The problem seems to be that mutter ends up using a DRM render node FD for GBM/drawing, so the GEM BOs created with that do not exist in the DRM card node FD used for KMS, so mutter ends up unable to display anything.
mutter does pass in the KMS FD via the EGL_DRM_MASTER_FD_EXT attribute.
Seems like mutter checks the EGLDevice codepath - eglGetPlatformDisplay + eglInitialize and then checks the required extensions.
On case they're not found, eglTerminate is not called.
Thus as the GBM codepath is hit, due to the libdrm_amdgpu amdgpu_device cache, we end up using the EGLDevice (EGL_EXT_platform_device) amdgpu_device. Which seemingly does not work.
I'm working on a mutter MR and will add the links shortly. Including backports all the way back to 3.30.
Created attachment 144522 [details] [review]
amdgpu: Compare DRM node type as well in fd_compare
It breaks because the cached amdgpu_device unavoidably uses a different DRM file descriptor from the one mutter uses for KMS (which it gets independently from libdrm(_amdgpu)/EGL/GBM), so GEM objects created in the former aren't visible in the latter.
The libdrm_amdgpu patch I attached makes this particular case work, because the two file descriptors are for different DRM node types (render vs. card). But it could still break if the cached amdgpu_device is for the same node type as the new file descriptor passed in.
Christian, can you remind us in what cases re-using a cached admgpu_device is required?
AFAICT the original idea behind the amdgpu_device cache is to allow sharing resources between primary/render node of the same device.
As-is the patch will break that, while effectively making the handle to/from fd handling (et al) dead code.
Then again I don't know the AMDGPU stack that well to see where this would be a problem.
Submitted fix for Mutter:
As of the above, I'm closing this as NOTOURBUG.

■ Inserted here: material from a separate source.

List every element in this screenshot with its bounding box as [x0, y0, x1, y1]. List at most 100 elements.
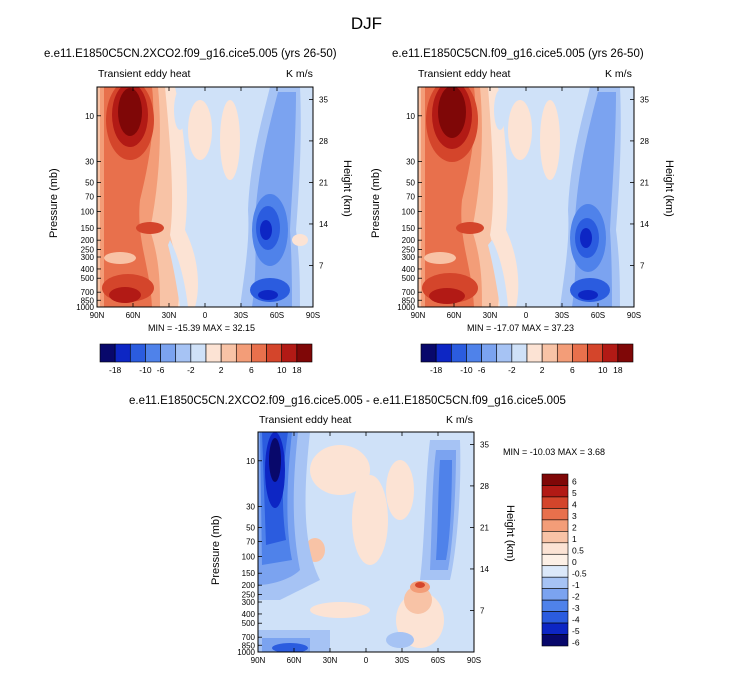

Fwiw I don't have a strong preference for/against the libdrm_amdgpu patch, although it "feels" wrong.
(In reply to Michel Dänzer from comment #4)
> Created attachment 144522 [details] [review] [review]
> amdgpu: Compare DRM node type as well in fd_compare
Using this patch I can start GDM + wayland properly but all glx stuff seems broken (despite having Xwayland running). For instance:
name of display: :0
Error: couldn't find RGB GLX visual or fbconfig
Does it work for you?
(In reply to Pierre-Eric Pelloux-Prayer from comment #8)
> (In reply to Michel Dänzer from comment #4)
> > Created attachment 144522 [details] [review] [review] [review]
> > amdgpu: Compare DRM node type as well in fd_compare
> Using this patch I can start GDM + wayland properly but all glx stuff seems
> broken (despite having Xwayland running). For instance:
> $ glxinfo
> name of display: :0
> Error: couldn't find RGB GLX visual or fbconfig
> Does it work for you?
Sorry, this was an incorrect setup on my machine.
You can add "Tested-by: Pierre-Eric Pelloux-Prayer <email@example.com>" on your patch if you decide to merge it.
Thanks for the mutter fix Emil, but breakage like this could also be triggered under different circumstances, without the higher layers doing anything wrong.
I'm exploring an idea for a solution between radeonsi and libdrm_amdgpu.
Michel - fully agreed. Hope you find a way to preserve the original cool idea and while preventing this bug.
Out of curiosity - please CC me on the fix.
(In reply to Michel Dänzer from comment #5)
> Christian, can you remind us in what cases re-using a cached admgpu_device
> is required?
This is to allow for correct DRI2 synchronization as well as sharing the same VM along different client libraries.
Using the same VM had the background that our closed source guys wanted to use the same virtual address for a buffer in different clients. That never materialized so you can pretty much ignore this.
But the DRI2 synchronization issue is absolutely real and we intentionally always use the same device for all different kind of file descriptors passed in because of this.
I think the underlying problem is that amdgpu_bo_export() doesn't knows the file descriptor where a handle of type amdgpu_bo_handle_type_kms should be valid on.
https://gitlab.freedesktop.org/mesa/mesa/merge_requests/1226 fixes this.
The fix is merged to Mesa master, thanks for the report and testing.